The success of DPI hinges on three core pillars: technology design, robust governance, and market participation. These pillars ensure that DPI remains resilient, adaptable, and capable of evolving to meet the needs of the market as it grows to population scale.

  1. Technology Design: DPI should be built on the principles of openness, interoperability, and scalability. This enables the establishment of inclusive and evolvable digital ecosystems. DPI must be designed to be interoperable, allowing different systems and components across institutions to interact seamlessly. It should also be modular, enabling easy reconfiguration and adaptation to new requirements and technologies.
  2. Governance: A robust governance framework is essential for DPI to succeed. This includes the right mix of policies, regulations, and institutions to ensure that DPI ecosystems operate efficiently and transparently. Governance should also extend to the protocols that determine how DPI functions and how market participants interact with it. This ensures uniformity in service delivery and reduces the compliance burden on market participants.
  3. Market Participation: DPI must encourage market participation to achieve population scale. By fostering healthy competition, market participants are incentivized to innovate and improve user experiences. This collaboration between public and private sectors is critical for scaling DPI and ensuring that it delivers value to all stakeholders.
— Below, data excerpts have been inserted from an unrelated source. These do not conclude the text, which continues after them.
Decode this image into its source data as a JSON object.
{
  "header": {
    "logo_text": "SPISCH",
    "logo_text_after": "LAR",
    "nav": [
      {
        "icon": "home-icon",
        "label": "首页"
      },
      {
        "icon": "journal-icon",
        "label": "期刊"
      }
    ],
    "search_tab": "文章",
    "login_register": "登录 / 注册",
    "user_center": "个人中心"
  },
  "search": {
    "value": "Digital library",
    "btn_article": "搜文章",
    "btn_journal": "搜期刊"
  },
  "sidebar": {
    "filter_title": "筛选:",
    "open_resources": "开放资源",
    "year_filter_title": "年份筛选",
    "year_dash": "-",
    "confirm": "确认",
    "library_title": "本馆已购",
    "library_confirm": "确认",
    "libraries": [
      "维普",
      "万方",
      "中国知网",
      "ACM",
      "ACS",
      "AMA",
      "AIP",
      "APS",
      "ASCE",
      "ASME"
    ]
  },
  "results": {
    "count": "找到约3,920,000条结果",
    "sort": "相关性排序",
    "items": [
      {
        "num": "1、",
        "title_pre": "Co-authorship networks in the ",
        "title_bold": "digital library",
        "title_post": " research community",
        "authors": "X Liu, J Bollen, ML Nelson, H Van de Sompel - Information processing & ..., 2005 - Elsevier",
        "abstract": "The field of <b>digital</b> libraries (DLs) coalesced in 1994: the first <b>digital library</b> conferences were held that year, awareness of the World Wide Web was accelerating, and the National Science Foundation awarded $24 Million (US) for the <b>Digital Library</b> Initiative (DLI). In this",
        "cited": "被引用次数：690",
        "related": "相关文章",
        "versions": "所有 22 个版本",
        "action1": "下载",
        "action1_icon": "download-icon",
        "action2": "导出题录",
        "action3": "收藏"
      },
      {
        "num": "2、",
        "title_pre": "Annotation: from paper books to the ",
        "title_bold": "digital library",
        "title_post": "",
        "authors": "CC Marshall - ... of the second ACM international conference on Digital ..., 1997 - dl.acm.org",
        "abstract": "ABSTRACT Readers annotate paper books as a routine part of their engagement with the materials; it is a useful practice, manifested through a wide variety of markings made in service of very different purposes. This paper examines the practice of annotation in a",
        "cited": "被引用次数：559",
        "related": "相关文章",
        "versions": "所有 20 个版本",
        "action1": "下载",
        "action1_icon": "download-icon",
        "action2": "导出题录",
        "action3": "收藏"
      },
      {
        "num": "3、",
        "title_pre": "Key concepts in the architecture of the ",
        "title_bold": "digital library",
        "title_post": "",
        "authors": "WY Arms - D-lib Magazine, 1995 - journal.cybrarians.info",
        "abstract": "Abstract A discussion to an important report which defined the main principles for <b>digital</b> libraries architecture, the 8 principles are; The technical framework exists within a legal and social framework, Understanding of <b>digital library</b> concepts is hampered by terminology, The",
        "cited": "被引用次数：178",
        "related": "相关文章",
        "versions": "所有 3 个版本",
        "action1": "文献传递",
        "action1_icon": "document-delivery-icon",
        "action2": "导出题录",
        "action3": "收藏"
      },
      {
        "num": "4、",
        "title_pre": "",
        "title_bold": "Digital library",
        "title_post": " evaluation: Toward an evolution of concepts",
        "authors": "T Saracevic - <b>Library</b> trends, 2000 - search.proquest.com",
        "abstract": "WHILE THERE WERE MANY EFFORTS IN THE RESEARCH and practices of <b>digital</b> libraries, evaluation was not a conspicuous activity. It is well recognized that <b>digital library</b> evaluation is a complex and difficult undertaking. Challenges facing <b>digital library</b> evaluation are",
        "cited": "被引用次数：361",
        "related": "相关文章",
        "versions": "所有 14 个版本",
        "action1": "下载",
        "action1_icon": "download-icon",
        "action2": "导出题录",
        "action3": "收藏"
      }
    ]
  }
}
Global Adoption and Lessons from India

Countries worldwide are increasingly recognizing the value of DPI. From Brazil’s Pix to Singapore’s PayNow and Thailand’s PromptPay, nations are leveraging DPI to drive financial inclusion and economic growth. India’s experience offers valuable lessons. The country has successfully implemented DPI across various sectors, including identity, payments, and data sharing, resulting in rapid economic transformation and social development.

One of the key takeaways from India’s DPI journey is the importance of government-led initiatives like the Pradhan Mantri Jan Dhan Yojana (PMJDY), which played a critical role in driving financial inclusion. Another is the need for targeted interventions that leverage digital platforms to deliver services efficiently and transparently. The Direct Benefit Transfer (DBT) program in India, which uses the Aadhaar Payment Bridge to deliver benefits directly to individuals, is a prime example of this approach.